It's far too soon for businesses to go shopping for 802.11ac kit: enterprise-grade access points won't be available until the first quarter of 2013, and those will have early chipsets that don't offer the highest data transfer rates and multi-user MIMO aggregation that businesses will want. Correll suggests waiting until the second quarter to buy — but he also advises that you plan your wireless architecture well in advance, because this will need to be very different for 802.11ac networks. 

"For twenty years, network admins have been careful about how they design the wired network", says Correll, "but for wireless they're putting a couple of APs up on the wall and saying if there are problems users can just go back to the wired network. Gartner says that 80 percent of the networks designed today are going to be obsolete with 802.11ac — if you just put up an access point every ten rooms, you're going to fail."

Businesses will need to design their wireless infrastructure to support much higher data loads.

Between more devices per user and better wireless throughput, businesses will need to design their wireless infrastructure to support much higher data loads. Correll suggests assuming that the amount of traffic going through an access point will increase by five or ten times, which means a change of approach. "Today [companies] deploy access points with a single controller handling all traffic and with five or ten times the load, that whole centralised controller architecture is a problem — it becomes a tremendous choke point. You have to distribute the processing; each access point will have to support its own traffic without flowing to back the controller."

One of the ways 5GHz Wi-Fi reduces interference is by having smaller coverage areas, which also affects your planning. "Phasing and beam-forming will help to extend the range more than 5GHz 802.11n solutions, but it's marginal", admits Buffalo's Verenkov. This means you'll still need to plan your AP placement carefully.
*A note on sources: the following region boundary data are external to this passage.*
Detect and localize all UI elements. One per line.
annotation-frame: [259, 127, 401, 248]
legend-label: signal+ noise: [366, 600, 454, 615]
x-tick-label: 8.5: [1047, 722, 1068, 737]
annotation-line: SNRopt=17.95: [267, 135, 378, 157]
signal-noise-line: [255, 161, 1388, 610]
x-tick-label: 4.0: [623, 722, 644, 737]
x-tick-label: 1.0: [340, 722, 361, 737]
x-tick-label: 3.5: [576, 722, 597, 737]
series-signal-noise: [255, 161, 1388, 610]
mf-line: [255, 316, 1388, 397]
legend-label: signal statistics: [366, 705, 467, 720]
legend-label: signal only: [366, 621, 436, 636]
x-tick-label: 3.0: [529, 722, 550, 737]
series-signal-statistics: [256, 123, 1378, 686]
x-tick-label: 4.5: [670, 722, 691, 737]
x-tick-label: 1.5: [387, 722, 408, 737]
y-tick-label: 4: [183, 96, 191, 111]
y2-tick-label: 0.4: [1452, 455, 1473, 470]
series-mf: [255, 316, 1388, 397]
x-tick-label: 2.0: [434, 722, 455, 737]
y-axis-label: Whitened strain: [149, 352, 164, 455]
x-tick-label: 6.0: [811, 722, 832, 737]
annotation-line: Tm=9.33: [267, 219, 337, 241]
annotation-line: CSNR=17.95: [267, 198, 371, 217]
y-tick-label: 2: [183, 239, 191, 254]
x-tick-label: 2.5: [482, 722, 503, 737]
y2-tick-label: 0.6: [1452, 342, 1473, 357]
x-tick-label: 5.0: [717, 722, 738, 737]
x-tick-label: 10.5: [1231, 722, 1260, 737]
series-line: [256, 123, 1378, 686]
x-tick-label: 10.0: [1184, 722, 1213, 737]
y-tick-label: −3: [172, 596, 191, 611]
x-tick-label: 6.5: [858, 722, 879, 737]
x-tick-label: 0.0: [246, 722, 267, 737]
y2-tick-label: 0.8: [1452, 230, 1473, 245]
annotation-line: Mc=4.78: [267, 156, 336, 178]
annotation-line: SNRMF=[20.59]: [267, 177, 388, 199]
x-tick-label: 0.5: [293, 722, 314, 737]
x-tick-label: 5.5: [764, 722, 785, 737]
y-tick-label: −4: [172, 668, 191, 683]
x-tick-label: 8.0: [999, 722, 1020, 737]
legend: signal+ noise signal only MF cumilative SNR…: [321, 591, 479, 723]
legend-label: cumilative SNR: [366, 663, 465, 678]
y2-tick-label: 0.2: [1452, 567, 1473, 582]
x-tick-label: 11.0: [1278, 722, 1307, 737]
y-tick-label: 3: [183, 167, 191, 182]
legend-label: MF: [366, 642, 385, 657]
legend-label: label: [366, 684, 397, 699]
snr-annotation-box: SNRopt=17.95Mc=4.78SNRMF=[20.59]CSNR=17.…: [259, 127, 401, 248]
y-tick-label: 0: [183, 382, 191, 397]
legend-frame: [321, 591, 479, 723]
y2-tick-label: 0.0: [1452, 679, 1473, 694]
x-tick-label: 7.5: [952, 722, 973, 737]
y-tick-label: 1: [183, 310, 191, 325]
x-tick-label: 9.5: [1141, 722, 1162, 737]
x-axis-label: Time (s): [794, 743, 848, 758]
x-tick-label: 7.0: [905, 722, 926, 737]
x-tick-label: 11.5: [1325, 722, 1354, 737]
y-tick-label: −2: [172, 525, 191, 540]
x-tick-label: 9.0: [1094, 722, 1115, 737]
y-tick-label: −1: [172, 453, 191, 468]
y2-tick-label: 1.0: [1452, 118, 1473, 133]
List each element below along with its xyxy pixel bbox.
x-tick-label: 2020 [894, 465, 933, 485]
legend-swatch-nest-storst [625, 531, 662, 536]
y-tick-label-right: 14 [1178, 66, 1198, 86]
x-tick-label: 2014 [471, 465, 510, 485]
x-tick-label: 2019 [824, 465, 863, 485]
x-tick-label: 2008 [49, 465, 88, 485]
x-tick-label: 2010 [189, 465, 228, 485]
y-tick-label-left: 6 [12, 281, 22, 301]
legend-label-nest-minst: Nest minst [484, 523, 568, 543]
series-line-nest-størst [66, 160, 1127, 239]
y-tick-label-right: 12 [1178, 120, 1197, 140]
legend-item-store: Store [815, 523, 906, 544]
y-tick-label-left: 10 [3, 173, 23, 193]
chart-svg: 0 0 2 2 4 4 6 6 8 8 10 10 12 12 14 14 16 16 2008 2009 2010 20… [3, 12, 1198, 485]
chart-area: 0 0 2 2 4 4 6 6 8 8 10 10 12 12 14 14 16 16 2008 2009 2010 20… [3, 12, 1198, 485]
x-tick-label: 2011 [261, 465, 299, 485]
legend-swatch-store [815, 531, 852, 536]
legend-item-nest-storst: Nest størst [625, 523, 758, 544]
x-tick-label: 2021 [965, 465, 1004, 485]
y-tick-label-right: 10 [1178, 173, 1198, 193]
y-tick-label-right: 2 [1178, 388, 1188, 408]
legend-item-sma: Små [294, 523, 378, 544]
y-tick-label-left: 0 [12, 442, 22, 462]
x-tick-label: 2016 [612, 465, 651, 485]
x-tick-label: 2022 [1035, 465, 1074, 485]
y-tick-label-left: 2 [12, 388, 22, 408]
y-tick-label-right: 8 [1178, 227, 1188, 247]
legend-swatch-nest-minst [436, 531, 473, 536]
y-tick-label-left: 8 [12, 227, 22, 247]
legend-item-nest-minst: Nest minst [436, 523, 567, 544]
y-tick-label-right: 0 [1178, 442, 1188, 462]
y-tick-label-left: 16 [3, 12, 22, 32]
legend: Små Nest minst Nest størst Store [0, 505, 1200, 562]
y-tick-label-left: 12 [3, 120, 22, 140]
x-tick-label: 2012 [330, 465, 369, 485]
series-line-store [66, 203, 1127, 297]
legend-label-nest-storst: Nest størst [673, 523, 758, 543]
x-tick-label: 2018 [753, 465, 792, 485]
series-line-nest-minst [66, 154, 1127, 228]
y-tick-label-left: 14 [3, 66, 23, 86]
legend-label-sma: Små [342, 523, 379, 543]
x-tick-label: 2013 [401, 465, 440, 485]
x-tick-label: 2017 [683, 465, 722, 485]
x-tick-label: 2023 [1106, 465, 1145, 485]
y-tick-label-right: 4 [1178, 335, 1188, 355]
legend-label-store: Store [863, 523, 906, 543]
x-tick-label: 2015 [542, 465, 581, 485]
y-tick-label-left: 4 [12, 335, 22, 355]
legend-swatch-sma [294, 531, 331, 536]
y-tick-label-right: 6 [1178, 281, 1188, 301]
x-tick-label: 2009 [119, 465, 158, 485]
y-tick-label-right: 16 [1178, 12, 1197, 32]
Wi-Fi hardware needs to be more sophisticated to get the most out of 802.11ac, cautions David Callisch of enterprise Wi-Fi supplier Ruckus Wireless. Standard omnidirectional antennas will cause some of the same interference problems from devices and other access points that we see in the 2.4GHz spectrum. Access points need to offer predictive auto-channel selection, which chooses channels based on throughput capacity, and also need to mitigate interference with high-gain directional antennas. Instead of individual access points, consider modular arrays where you can plug in a new network standard: you'll be able to use the same chassis for 802.11ac next year, and future standards like 802.11af and 802.11ad in two years' time.

That's a long way from the first consumer 802.11ac units, but those are what will push your company towards this new way of deploying Wi-Fi.